Boston public transport is beautiful, really. Rhode Island is pretty good too - the buses are common and fairly frequent, and they have a train that goes to Boston for cheap.
The train that goes to Boston isn't an RI thing; it's an MBTA train. Not sure what allows that set-up politically or whatever.
Public transit in RI really, really depends on where you live. I used to live about 25 minutes from college by car. By bus, I would first have to walk a half-hour to the bus stop (you aren't likely to have a very close bus stop unless you live in certain areas), ride the bus for another 40 minutes or so to Providence, and wait at the bus depot/plaza downtime for a variable length of time to catch another bus. The shortest bus from Providence to college (that last mentioned leg of the trip) used to take about 35-45 minutes as well, but a route was changed so the shortest one is now more like 20-25 minutes. So instead of a 25-minute ride, I had anywhere between a 90 and 130-or-so minute Magical Public Transit Journey. Oh, and that half-hour walk to the bus stop? For a decent length of it, it's along a fairly busy road with no streetlights or sidewalk, and a few curves, and drivers were not terribly careful.
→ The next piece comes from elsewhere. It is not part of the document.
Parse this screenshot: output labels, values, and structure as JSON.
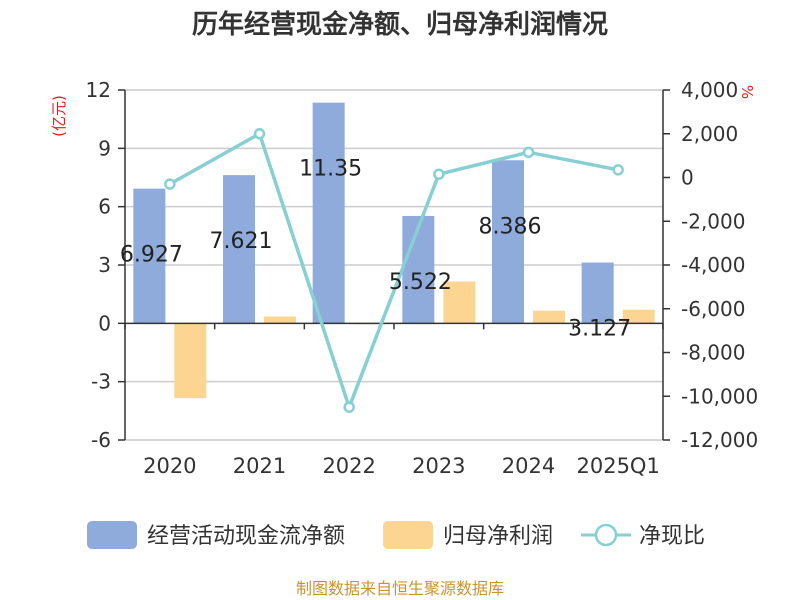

This was pretty dangerous at night, basically impossible after a heavy snow, and was mostly uphill on the way there... and not any easier while carrying a load of schoolbooks and/or a laptop.
This is neglecting to mention the fact that the public bus system has its fair share of creeps and Things Which Inexplicably Smell Like Things They Should Not.
So yeah, it really, really depends on where you live. Some places in RI, the bus system is extremely convenient, and in some places it's completely inaccessible. At the time, I lived in between those two extremes.